Adaptive systems are those systems capable of altering themselves – most especially their own boundaries – in such a way as to increase the chances that the system will continue to exist. Think of the way a hermit crab takes a discarded shell as its home and how that shell serves to protect the crab from predators.
Additionally, I began exploring and developing the concept of INTELLIGENT SYSTEMS. Intelligent systems are those capable of designing and creating their own system boundaries and are capable of applying them toward a specific adaptation deemed necessary to maintain existence and stability. To accomplish this, intelligent systems must be able to perceive their own system boundaries, create a mental model of how those boundaries will serve in the future based on memory of past experience and anticipation of future circumstances. Only intelligent systems are capable of welcoming systemic change by choice instead of changing only when forced to by circumstances. This ability is relatively unique to human beings. It doesn’t mean the change is easy, of course, it just means that humans are capable of actively pursuing change and enduring the inevitable discomfort that comes with it in exchange for the long term benefit of the adaptation.
Over the course of several years, by developing these and other related concepts, the model of boundaries I had been searching for came to be.
This approach, now called The Human Boundaries Model, has fundamentally changed my understanding of identity and why we do the seemingly nonsensical and maladaptive things we do.
The Human Boundaries Model provides a framework to understand:
- How people get stuck in their development and even though they may want to change, why they can’t seem to make that change happen and why they continue to repeat old behaviors that they know full well will make their lives, and the lives of others, worse.
- How emotions and sensations in early life lead to patterns of behavior; these patterns then become ideas and these ideas become persisting mental structures. These structures then develop into the deeply-rooted and self-perpetuating beliefs that the Human Boundaries Model calls “Ideas-of-Self.”
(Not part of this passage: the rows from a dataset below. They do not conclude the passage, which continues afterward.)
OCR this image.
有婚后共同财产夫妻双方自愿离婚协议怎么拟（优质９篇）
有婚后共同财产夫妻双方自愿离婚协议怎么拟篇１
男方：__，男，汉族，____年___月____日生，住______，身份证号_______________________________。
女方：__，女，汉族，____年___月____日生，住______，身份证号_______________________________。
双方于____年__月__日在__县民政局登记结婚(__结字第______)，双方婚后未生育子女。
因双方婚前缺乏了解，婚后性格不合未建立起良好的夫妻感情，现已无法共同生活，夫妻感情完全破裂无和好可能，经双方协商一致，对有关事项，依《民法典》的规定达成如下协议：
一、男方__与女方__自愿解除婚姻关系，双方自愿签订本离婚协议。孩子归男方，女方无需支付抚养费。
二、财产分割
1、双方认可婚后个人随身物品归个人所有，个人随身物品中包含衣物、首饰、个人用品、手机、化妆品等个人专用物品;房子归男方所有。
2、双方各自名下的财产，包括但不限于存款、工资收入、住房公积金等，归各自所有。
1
- How these deeply-rooted concepts of the self use our emotions to direct us to create and engage boundary behaviors designed to protect the preexisting concept of the self and that punish, prevent, and discourage anything that threatens it.
- How these patterns form into a self-perpetuating and actively self-protective SYSTEM that operates within us. A system that uses our own brains and our own minds for its own purposes.
- How, once created, this adaptive system needs no further conscious input from us to maintain its existence.
- How this process continues regardless of whether it benefits the person as a whole. It’s a process that continues indefinitely until we get tired of it, expose it, resist it, alter it, and eventually replace it with something better.
But beyond just explaining, the Human Boundaries Model has led to development of tools and interventions that give us the power to change and alter the boundaries of these systems in such a way as to change the nature of the beliefs themselves when those beliefs are not enhancing our quality of life, when they are disrupting our ability to adapt effectively to changing circumstances, and when they are diminishing open and healthy relating to others.
If you’ve ever wanted a better life, more self-respect, healthier and more satisfying relationships, but found that your efforts to change seemed to get you nowhere, then perhaps the Human Boundaries Model has the tools to help you understand the secret systems inside you – systems that keep you thwarted, stuck, and unsatisfied. Perhaps this new approach to understanding our inner selves and creating real change that lasts could be the key to get you moving forward again and meet the potential locked inside you.